Impact of treatment end point definitions on perceived differences in long-term outcome with tyrosine kinase inhibitor therapy in chronic myeloid leukemia

Abstract

Purpose: Different definitions of progression-free survival (PFS) and event-free survival (EFS) may result in perceived differences in outcomes with tyrosine kinase inhibitor (TKI) therapies in chronic myelogenous leukemia (CML).

Patients and methods: We analyzed the outcome of 435 patients with early chronic-phase, Philadelphia chromosome-positive CML treated with imatinib (n = 281), nilotinib (n = 78), and dasatinib (n = 76) using definitions of PFS and EFS used in the International Randomized Study of Interferon Versus STI571 (IRIS), Evaluating Nilotinib Efficacy and Safety in Clinical Trials-Newly Diagnosed Patients (ENEST-nd), Dasatinib Versus Imatinib Study in Treatment-Naïve CML Patients (DASISION), and MD Anderson Cancer Center (MDACC) trials. Definitions for EFS-IRIS, time without progression in ENEST-nd, PFS-DASISION, and EFS-MDACC were as previously reported. The EFS-MDACC considered an event any instance of toxicity or death from any cause on or off therapy (if not counted before death as progression/event).

Results: Of the 435 patients, 123 (28%) were taken off TKI therapy (resistance/loss of response, n = 33; blastic phase on TKI therapy, n = 6; intolerance/toxicity, n = 29; other causes, n = 55). Thirty-three patients (7.6%) have died; eight patients died on TKI therapy, two patients died within 60 days of being off TKIs, and 23 patients died after being off TKIs for more than 60 days. Of the 33 deaths, 19 deaths (eight deaths on TKI, two deaths within 60 days, and nine deaths off for resistance/relapse/transformation) would be counted as progression/events on the IRIS/ENEST-nd/DASISION studies, whereas 14 deaths would be censored at time off TKI. On the basis of the four definitions used by IRIS, ENEST-nd, DASISION, and MDACC trials, the corresponding 5-year PFS/EFS rates were 96%, 90%, 89%, and 81%.

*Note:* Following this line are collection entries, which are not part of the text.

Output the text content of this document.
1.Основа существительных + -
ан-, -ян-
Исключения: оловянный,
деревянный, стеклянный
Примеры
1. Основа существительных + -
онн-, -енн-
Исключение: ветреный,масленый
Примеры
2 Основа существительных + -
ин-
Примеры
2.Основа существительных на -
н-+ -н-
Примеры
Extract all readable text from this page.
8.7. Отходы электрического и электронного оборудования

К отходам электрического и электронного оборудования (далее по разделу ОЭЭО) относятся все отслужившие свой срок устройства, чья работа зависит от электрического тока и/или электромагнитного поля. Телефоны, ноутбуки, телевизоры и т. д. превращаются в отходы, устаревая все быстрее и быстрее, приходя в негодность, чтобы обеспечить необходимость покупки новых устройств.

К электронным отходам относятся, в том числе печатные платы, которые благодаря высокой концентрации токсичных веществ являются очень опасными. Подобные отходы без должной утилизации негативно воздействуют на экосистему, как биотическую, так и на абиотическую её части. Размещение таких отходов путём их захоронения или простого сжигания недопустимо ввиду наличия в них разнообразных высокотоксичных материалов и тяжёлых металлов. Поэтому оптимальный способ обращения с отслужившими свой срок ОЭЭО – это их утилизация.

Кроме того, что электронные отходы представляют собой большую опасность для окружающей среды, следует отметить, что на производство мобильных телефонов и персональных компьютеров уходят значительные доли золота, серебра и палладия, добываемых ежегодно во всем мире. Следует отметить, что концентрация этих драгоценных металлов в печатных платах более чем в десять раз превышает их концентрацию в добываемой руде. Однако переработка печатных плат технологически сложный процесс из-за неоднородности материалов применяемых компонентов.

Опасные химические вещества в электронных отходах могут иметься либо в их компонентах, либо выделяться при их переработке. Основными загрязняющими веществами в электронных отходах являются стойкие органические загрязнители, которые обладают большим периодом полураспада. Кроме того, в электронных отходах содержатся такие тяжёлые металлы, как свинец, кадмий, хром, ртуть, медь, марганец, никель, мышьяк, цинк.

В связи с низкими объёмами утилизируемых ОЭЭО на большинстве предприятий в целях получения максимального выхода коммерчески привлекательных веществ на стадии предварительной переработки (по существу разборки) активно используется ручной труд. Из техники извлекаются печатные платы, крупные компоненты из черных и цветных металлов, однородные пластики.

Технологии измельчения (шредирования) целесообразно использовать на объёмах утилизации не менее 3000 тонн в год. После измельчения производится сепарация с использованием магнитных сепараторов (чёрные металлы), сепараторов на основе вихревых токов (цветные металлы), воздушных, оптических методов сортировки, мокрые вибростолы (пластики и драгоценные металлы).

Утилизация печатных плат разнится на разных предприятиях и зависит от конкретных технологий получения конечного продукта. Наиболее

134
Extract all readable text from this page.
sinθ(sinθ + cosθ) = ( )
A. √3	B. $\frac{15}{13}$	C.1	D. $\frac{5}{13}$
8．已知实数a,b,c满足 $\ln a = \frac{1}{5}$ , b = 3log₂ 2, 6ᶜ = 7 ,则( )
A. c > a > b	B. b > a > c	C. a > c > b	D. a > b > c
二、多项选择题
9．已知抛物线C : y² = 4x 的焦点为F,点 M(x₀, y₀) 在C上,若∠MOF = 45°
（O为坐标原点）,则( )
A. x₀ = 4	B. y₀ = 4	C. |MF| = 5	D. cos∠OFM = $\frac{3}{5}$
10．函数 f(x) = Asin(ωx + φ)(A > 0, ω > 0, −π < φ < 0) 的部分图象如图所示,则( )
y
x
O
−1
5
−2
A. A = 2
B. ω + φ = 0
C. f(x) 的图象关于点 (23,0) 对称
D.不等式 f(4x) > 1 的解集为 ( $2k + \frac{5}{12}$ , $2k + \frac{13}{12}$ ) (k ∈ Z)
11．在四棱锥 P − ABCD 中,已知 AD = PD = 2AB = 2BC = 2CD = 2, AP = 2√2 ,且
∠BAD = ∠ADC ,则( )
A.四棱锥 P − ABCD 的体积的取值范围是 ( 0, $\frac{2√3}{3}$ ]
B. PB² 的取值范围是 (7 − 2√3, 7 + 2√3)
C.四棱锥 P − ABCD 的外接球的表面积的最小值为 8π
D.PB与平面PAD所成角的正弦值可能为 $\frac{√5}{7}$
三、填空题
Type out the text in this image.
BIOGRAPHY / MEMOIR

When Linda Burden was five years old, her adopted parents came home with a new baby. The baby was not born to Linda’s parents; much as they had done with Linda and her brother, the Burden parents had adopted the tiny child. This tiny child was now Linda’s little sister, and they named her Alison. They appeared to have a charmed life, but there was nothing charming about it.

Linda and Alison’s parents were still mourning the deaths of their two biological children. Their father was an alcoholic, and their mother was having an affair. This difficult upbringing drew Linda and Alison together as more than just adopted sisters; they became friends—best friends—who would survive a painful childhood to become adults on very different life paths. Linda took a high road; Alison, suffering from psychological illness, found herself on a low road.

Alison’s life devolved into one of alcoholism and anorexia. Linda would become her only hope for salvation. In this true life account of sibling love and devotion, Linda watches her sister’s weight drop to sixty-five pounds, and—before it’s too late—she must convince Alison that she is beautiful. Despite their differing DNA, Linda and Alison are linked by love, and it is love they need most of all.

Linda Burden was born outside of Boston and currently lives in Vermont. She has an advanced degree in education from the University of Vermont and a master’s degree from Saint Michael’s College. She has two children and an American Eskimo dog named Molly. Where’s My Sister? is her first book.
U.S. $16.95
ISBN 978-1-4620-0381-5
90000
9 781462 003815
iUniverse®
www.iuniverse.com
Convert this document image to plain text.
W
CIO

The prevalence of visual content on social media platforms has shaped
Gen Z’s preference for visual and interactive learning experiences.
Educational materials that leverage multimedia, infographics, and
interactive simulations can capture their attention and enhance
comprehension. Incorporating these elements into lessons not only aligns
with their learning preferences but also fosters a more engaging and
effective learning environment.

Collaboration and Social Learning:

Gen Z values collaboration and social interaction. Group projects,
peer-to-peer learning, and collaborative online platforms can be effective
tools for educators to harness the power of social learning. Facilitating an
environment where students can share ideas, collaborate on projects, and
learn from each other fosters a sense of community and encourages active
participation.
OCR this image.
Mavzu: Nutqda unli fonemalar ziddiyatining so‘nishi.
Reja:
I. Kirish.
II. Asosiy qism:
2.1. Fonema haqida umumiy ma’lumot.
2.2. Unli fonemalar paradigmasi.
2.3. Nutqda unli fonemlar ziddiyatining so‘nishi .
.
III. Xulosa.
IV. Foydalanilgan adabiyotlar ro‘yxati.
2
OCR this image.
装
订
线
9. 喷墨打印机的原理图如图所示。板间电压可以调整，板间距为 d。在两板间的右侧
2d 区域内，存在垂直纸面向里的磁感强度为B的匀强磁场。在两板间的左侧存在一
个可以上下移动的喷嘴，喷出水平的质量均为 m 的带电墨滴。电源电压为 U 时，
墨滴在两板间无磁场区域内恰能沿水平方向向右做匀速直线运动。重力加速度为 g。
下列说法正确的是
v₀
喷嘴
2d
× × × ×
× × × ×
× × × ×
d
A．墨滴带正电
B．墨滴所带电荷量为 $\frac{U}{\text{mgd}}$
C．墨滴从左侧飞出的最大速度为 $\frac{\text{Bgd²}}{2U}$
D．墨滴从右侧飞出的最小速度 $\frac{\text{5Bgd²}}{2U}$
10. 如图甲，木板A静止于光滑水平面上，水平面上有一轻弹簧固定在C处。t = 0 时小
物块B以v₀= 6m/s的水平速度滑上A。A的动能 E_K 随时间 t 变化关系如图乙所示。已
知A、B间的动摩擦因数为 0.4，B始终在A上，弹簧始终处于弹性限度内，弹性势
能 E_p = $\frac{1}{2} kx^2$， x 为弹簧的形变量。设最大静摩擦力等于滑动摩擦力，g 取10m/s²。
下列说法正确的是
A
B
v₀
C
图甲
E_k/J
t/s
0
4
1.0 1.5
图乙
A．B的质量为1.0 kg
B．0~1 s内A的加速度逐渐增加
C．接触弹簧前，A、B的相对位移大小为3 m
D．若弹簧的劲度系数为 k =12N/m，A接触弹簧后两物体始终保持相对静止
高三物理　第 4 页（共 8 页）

Conclusion: Uniform definitions of PFS and EFS are needed to compare the long-term efficacy and potential use of different TKIs in CML.

Conflict of interest statement

Authors' disclosures of potential conflicts of interest and author contributions are found at the end of this article.

Figures

Fig 1.

(A) Overall survival by treatment and (B) survival without blastic phase (events = death from any cause or blastic phase) in patients with chronic myeloid leukemia overall and by therapy. TKI, tyrosine kinase inhibitor.

Fig 2.

Outcome according to different reported definitions. DASISION, Dasatinib Versus Imatinib Study in Treatment-Naïve CML Patients; EFS, event-free survival; ENEST-nd, Evaluating Nilotinib Efficacy and Safety in Clinical Trials–Newly Diagnosed Patients; IRIS, International Randomized Study of Interferon Versus STI571; MDACC, MD Anderson Cancer Center; PFS, progression-free survival; TKI, tyrosine kinase inhibitor; TWP, time without progression; yr, year.

Fig 3.

Outcome according to different definitions in the 281 patients treated with imatinib. DASISION, Dasatinib Versus Imatinib Study in Treatment-Naïve CML Patients; EFS, event-free survival; ENEST-nd, Evaluating Nilotinib Efficacy and Safety in Clinical Trials–Newly Diagnosed Patients; IRIS, International Randomized Study of Interferon Versus STI571; MDACC, MD Anderson Cancer Center; PFS, progression-free survival; TKI, tyrosine kinase inhibitor; TWP, time without progression; yr, year.